You Can't Keep a Good Woman Down Race Quotes

How we cite our quotes: (Story.Section.Paragraph) or (Story.Paragraph)

Quote #1

I don't know why, but the boy seemed to need some encouraging. And I don't know, seem like one way or another you talk to rich white folks and you end up reassuring them. But what the hell, by now I feel something for the boy. (Nineteen Fifty-Five.98)

Gracie Mae has supernatural powers of observation—and she's not afraid to share them with us. She likes Traynor a whole lot, but there are moments of irony like this in their relationship, and she can't understand why she reaches out to him as much as she does. The truth is simple: despite differences in race, income, and fame, there's a mothering side to her that won't let her ignore another person in distress. Even if that distress is different from hers.

Quote #2

She said: "On top of everything else, that man's daddy goes on the t.v. every night and says folks like us ain't even human." It was his daddy who had stood in the schoolhouse door saying it would be over his dead body before any black children would come into a white school. (Lawyer.9)

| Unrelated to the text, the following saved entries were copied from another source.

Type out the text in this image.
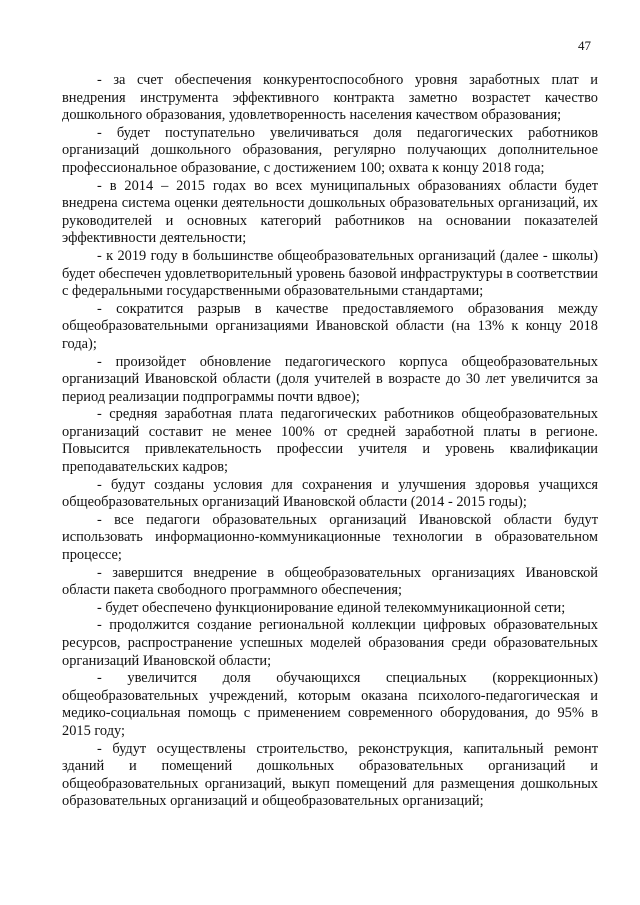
47

- за счет обеспечения конкурентоспособного уровня заработных плат и внедрения инструмента эффективного контракта заметно возрастет качество дошкольного образования, удовлетворенность населения качеством образования;

- будет поступательно увеличиваться доля педагогических работников организаций дошкольного образования, регулярно получающих дополнительное профессиональное образование, с достижением 100; охвата к концу 2018 года;

- в 2014 – 2015 годах во всех муниципальных образованиях области будет внедрена система оценки деятельности дошкольных образовательных организаций, их руководителей и основных категорий работников на основании показателей эффективности деятельности;

- к 2019 году в большинстве общеобразовательных организаций (далее - школы) будет обеспечен удовлетворительный уровень базовой инфраструктуры в соответствии с федеральными государственными образовательными стандартами;

- сократится разрыв в качестве предоставляемого образования между общеобразовательными организациями Ивановской области (на 13% к концу 2018 года);

- произойдет обновление педагогического корпуса общеобразовательных организаций Ивановской области (доля учителей в возрасте до 30 лет увеличится за период реализации подпрограммы почти вдвое);

- средняя заработная плата педагогических работников общеобразовательных организаций составит не менее 100% от средней заработной платы в регионе. Повысится привлекательность профессии учителя и уровень квалификации преподавательских кадров;

- будут созданы условия для сохранения и улучшения здоровья учащихся общеобразовательных организаций Ивановской области (2014 - 2015 годы);

- все педагоги образовательных организаций Ивановской области будут использовать информационно-коммуникационные технологии в образовательном процессе;

- завершится внедрение в общеобразовательных организациях Ивановской области пакета свободного программного обеспечения;

- будет обеспечено функционирование единой телекоммуникационной сети;

- продолжится создание региональной коллекции цифровых образовательных ресурсов, распространение успешных моделей образования среди образовательных организаций Ивановской области;

- увеличится доля обучающихся специальных (коррекционных) общеобразовательных учреждений, которым оказана психолого-педагогическая и медико-социальная помощь с применением современного оборудования, до 95% в 2015 году;

- будут осуществлены строительство, реконструкция, капитальный ремонт зданий и помещений дошкольных образовательных организаций и общеобразовательных организаций, выкуп помещений для размещения дошкольных образовательных организаций и общеобразовательных организаций;
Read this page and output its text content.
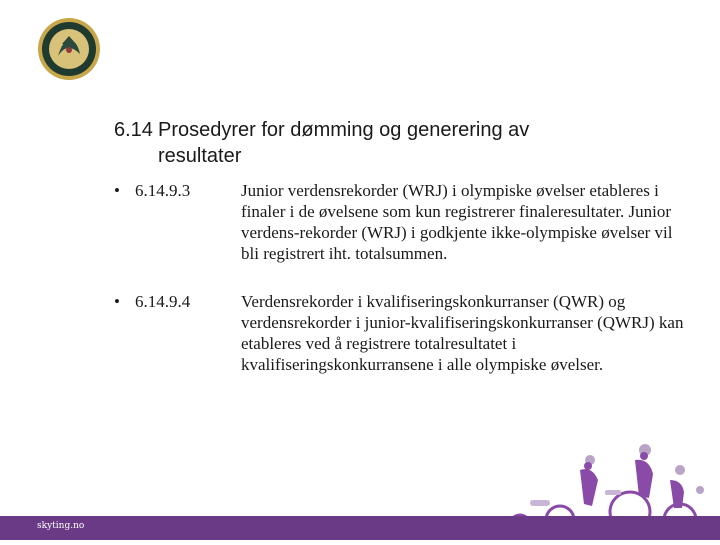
6.14 Prosedyrer for dømming og generering av
resultater
• 6.14.9.3	Junior verdensrekorder (WRJ) i olympiske øvelser etableres i finaler i de øvelsene som kun registrerer finaleresultater. Junior verdens-rekorder (WRJ) i godkjente ikke-olympiske øvelser vil bli registrert iht. totalsummen.
• 6.14.9.4	Verdensrekorder i kvalifiseringskonkurranser (QWR) og verdensrekorder i junior-kvalifiseringskonkurranser (QWRJ) kan etableres ved å registrere totalresultatet i kvalifiseringskonkurransene i alle olympiske øvelser.
skyting.no
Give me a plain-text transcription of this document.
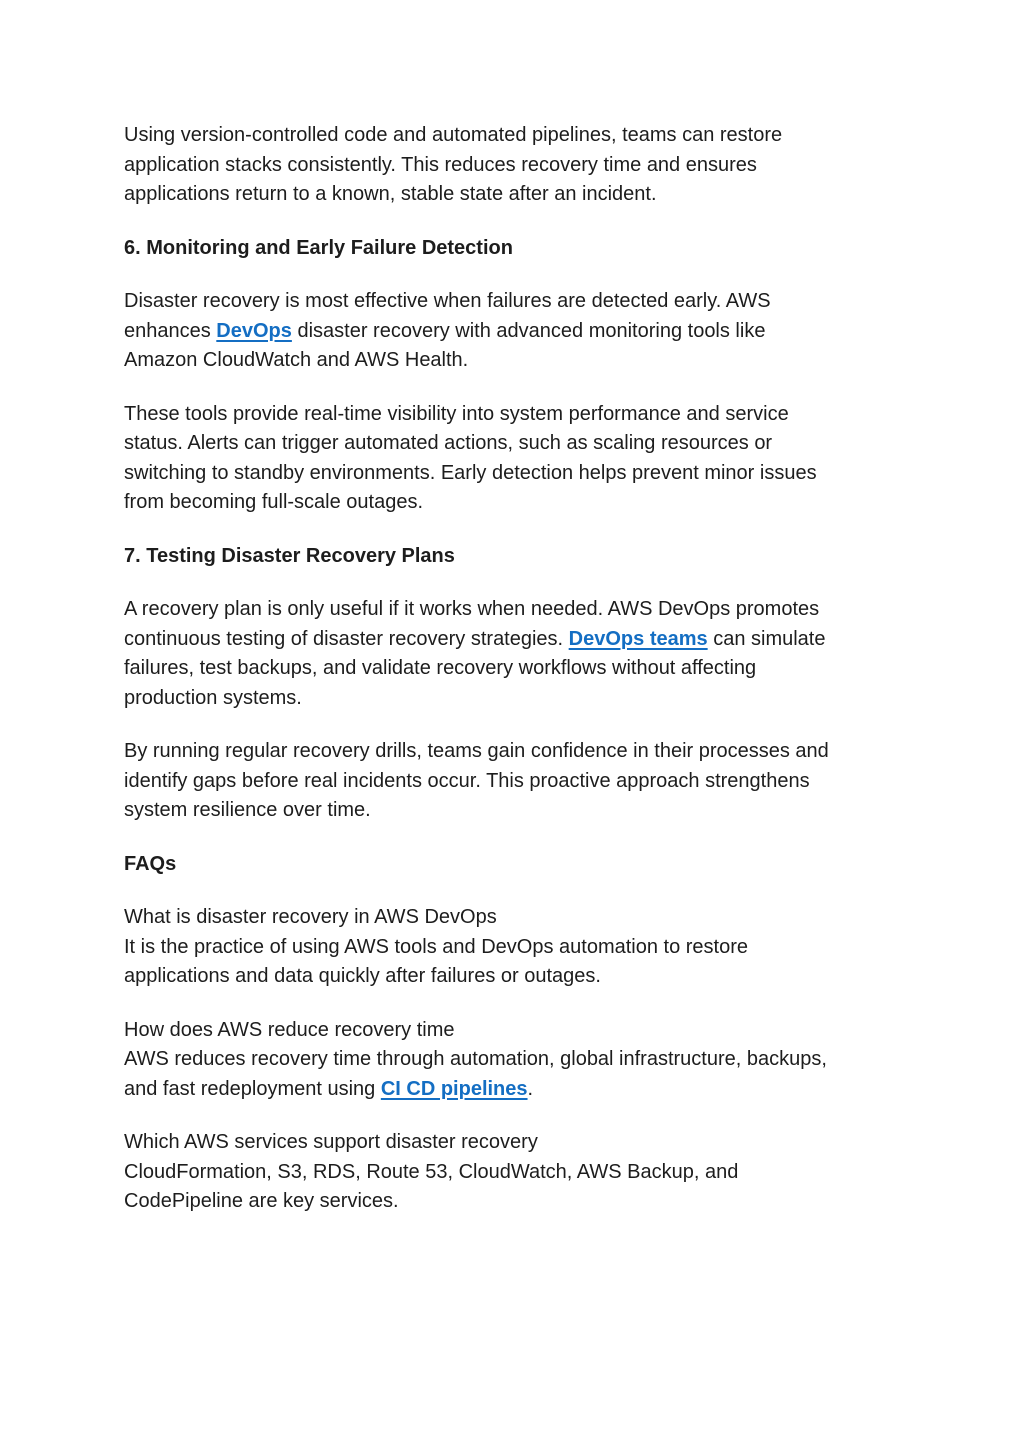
Using version-controlled code and automated pipelines, teams can restore
application stacks consistently. This reduces recovery time and ensures
applications return to a known, stable state after an incident.

6. Monitoring and Early Failure Detection

Disaster recovery is most effective when failures are detected early. AWS
enhances DevOps disaster recovery with advanced monitoring tools like
Amazon CloudWatch and AWS Health.

These tools provide real-time visibility into system performance and service
status. Alerts can trigger automated actions, such as scaling resources or
switching to standby environments. Early detection helps prevent minor issues
from becoming full-scale outages.

7. Testing Disaster Recovery Plans

A recovery plan is only useful if it works when needed. AWS DevOps promotes
continuous testing of disaster recovery strategies. DevOps teams can simulate
failures, test backups, and validate recovery workflows without affecting
production systems.

By running regular recovery drills, teams gain confidence in their processes and
identify gaps before real incidents occur. This proactive approach strengthens
system resilience over time.

FAQs

What is disaster recovery in AWS DevOps
It is the practice of using AWS tools and DevOps automation to restore
applications and data quickly after failures or outages.

How does AWS reduce recovery time
AWS reduces recovery time through automation, global infrastructure, backups,
and fast redeployment using CI CD pipelines.

Which AWS services support disaster recovery
CloudFormation, S3, RDS, Route 53, CloudWatch, AWS Backup, and
CodePipeline are key services.
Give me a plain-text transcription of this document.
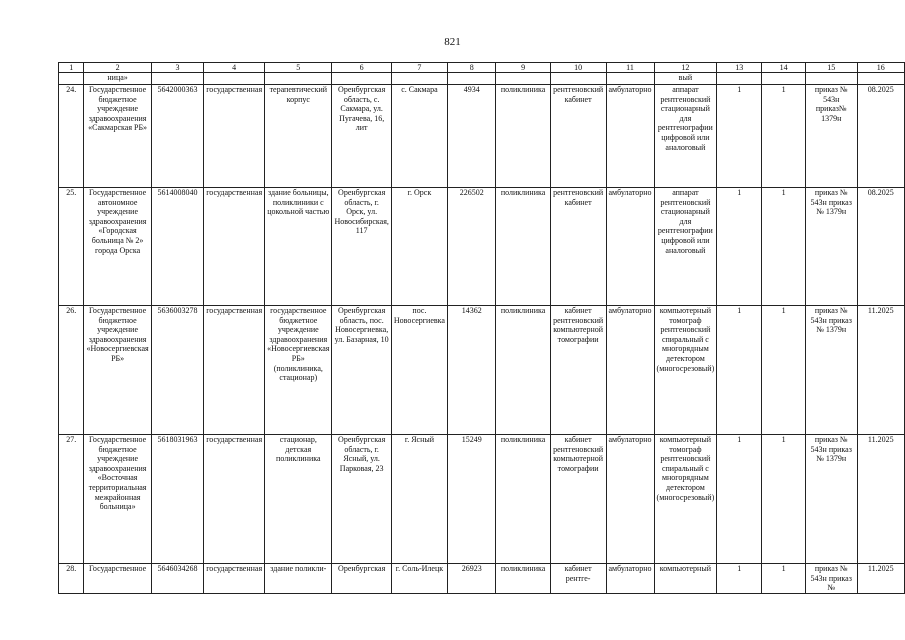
821
1	2	3	4	5	6	7	8	9	10	11	12	13	14	15	16
	ница»										вый				
24.	Государственное бюджетное учреждение здравоохранения «Сакмарская РБ»	5642000363	государственная	терапевтический корпус	Оренбургская область, с. Сакмара, ул. Пугачева, 16, лит	с. Сакмара	4934	поликлиника	рентгеновский кабинет	амбулаторно	аппарат рентгеновский стационарный для рентгенографии цифровой или аналоговый	1	1	приказ № 543н приказ№ 1379н	08.2025
25.	Государственное автономное учреждение здравоохранения «Городская больница № 2» города Орска	5614008040	государственная	здание больницы, поликлиники с цокольной частью	Оренбургская область, г. Орск, ул. Новосибирская, 117	г. Орск	226502	поликлиника	рентгеновский кабинет	амбулаторно	аппарат рентгеновский стационарный для рентгенографии цифровой или аналоговый	1	1	приказ № 543н приказ № 1379н	08.2025
26.	Государственное бюджетное учреждение здравоохранения «Новосергиевская РБ»	5636003278	государственная	государственное бюджетное учреждение здравоохранения «Новосергиевская РБ» (поликлиника, стационар)	Оренбургская область, пос. Новосергиевка, ул. Базарная, 10	пос. Новосергиевка	14362	поликлиника	кабинет рентгеновский компьютерной томографии	амбулаторно	компьютерный томограф рентгеновский спиральный с многорядным детектором (многосрезовый)	1	1	приказ № 543н приказ № 1379н	11.2025
27.	Государственное бюджетное учреждение здравоохранения «Восточная территориальная межрайонная больница»	5618031963	государственная	стационар, детская поликлиника	Оренбургская область, г. Ясный, ул. Парковая, 23	г. Ясный	15249	поликлиника	кабинет рентгеновский компьютерной томографии	амбулаторно	компьютерный томограф рентгеновский спиральный с многорядным детектором (многосрезовый)	1	1	приказ № 543н приказ № 1379н	11.2025
28.	Государственное	5646034268	государственная	здание поликли-	Оренбургская	г. Соль-Илецк	26923	поликлиника	кабинет рентге-	амбулаторно	компьютерный	1	1	приказ № 543н приказ №	11.2025
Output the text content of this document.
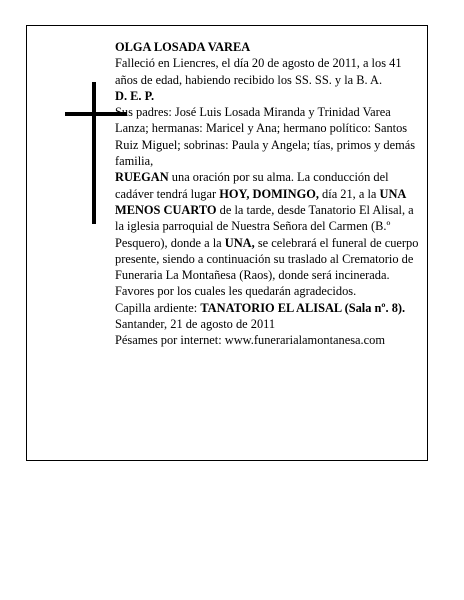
OLGA LOSADA VAREA

Falleció en Liencres, el día 20 de agosto de 2011, a los 41 años de edad, habiendo recibido los SS. SS. y la B. A.

D. E. P.

Sus padres: José Luis Losada Miranda y Trinidad Varea Lanza; hermanas: Maricel y Ana; hermano político: Santos Ruiz Miguel; sobrinas: Paula y Angela; tías, primos y demás familia,

RUEGAN una oración por su alma. La conducción del cadáver tendrá lugar HOY, DOMINGO, día 21, a la UNA MENOS CUARTO de la tarde, desde Tanatorio El Alisal, a la iglesia parroquial de Nuestra Señora del Carmen (B.º Pesquero), donde a la UNA, se celebrará el funeral de cuerpo presente, siendo a continuación su traslado al Crematorio de Funeraria La Montañesa (Raos), donde será incinerada. Favores por los cuales les quedarán agradecidos.

Capilla ardiente: TANATORIO EL ALISAL (Sala nº. 8).

Santander, 21 de agosto de 2011

Pésames por internet: www.funerarialamontanesa.com
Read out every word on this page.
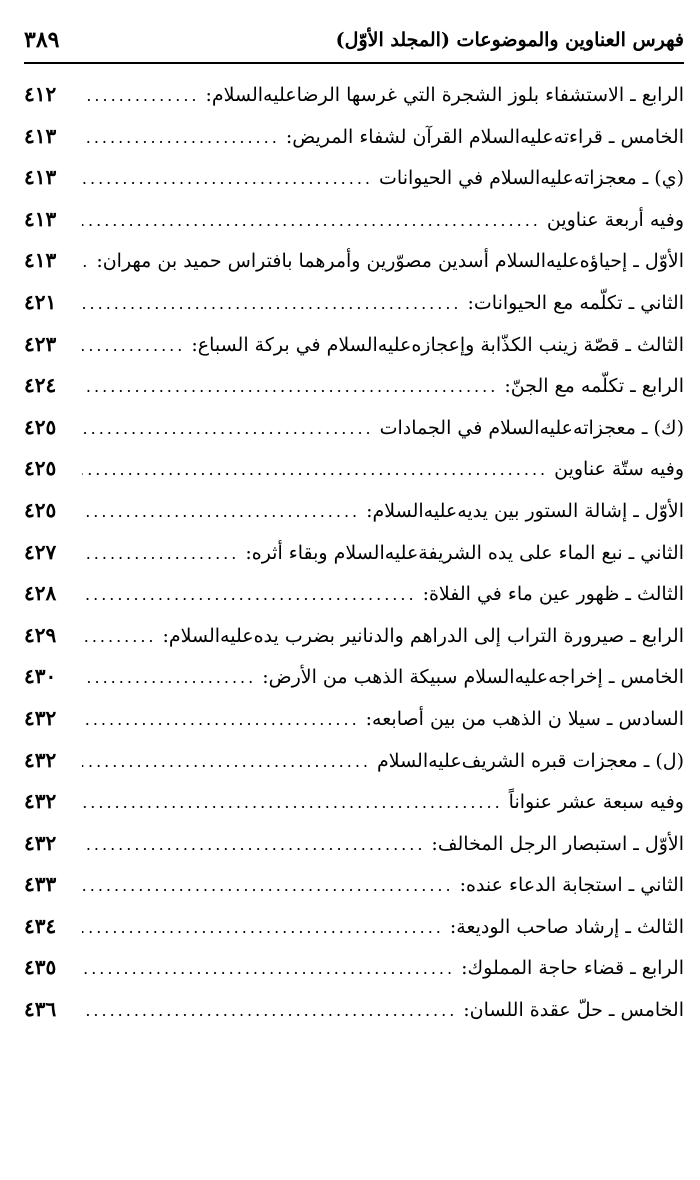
فهرس العناوين والموضوعات (المجلد الأوّل)
٣٨٩
الرابع ـ الاستشفاء بلوز الشجرة التي غرسها الرضاعليه‌السلام:
.....
٤١٢
الخامس ـ قراءته‌عليه‌السلام القرآن لشفاء المريض:
.....
٤١٣
(ي) ـ معجزاته‌عليه‌السلام في الحيوانات
.....
٤١٣
وفيه أربعة عناوين
.....
٤١٣
الأوّل ـ إحياؤه‌عليه‌السلام أسدين مصوّرين وأمرهما بافتراس حميد بن مهران:
.....
٤١٣
الثاني ـ تكلّمه مع الحيوانات:
.....
٤٢١
الثالث ـ قصّة زينب الكذّابة وإعجازه‌عليه‌السلام في بركة السباع:
.....
٤٢٣
الرابع ـ تكلّمه مع الجنّ:
.....
٤٢٤
(ك) ـ معجزاته‌عليه‌السلام في الجمادات
.....
٤٢٥
وفيه ستّة عناوين
.....
٤٢٥
الأوّل ـ إشالة الستور بين يديه‌عليه‌السلام:
.....
٤٢٥
الثاني ـ نبع الماء على يده الشريفةعليه‌السلام وبقاء أثره:
.....
٤٢٧
الثالث ـ ظهور عين ماء في الفلاة:
.....
٤٢٨
الرابع ـ صيرورة التراب إلى الدراهم والدنانير بضرب يده‌عليه‌السلام:
.....
٤٢٩
الخامس ـ إخراجه‌عليه‌السلام سبيكة الذهب من الأرض:
.....
٤٣٠
السادس ـ سيلا ن الذهب من بين أصابعه:
.....
٤٣٢
(ل) ـ معجزات قبره الشريف‌عليه‌السلام
.....
٤٣٢
وفيه سبعة عشر عنواناً
.....
٤٣٢
الأوّل ـ استبصار الرجل المخالف:
.....
٤٣٢
الثاني ـ استجابة الدعاء عنده:
.....
٤٣٣
الثالث ـ إرشاد صاحب الوديعة:
.....
٤٣٤
الرابع ـ قضاء حاجة المملوك:
.....
٤٣٥
الخامس ـ حلّ عقدة اللسان:
.....
٤٣٦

The young narrator's mother tries to warn her off Bubba, telling her that she's being foolish to think that he could ever love a Black woman. But being 16, the narrator won't have any part of it. She can't look the misery of her situation in the eye—she is, after all, being assaulted by Bubba on the regular. Also, she's not mature enough to understand the social and political realities of the situation: Bubba is a white supremacist who's using her body to feed his privilege. At 16, she's just glad she has someone telling her she's pretty.

Quote #3

There had been many slaves, and though slavery no longer existed, this grandson of former slaveowners held a quaint proprietary point of view where colored people were concerned. He adored them, of course. Not in the present—it went without saying—but at that time, stopped, just on the outskirts of his memory: his grandfather's time. (Elethia.2)

Oh, man. This guy owns the restaurant where Uncle Albert is on display in the front window. It's clear that his "love" of Black people is the same as the "love" some people have for objects they collect. But it does not extend to treating Black people like people.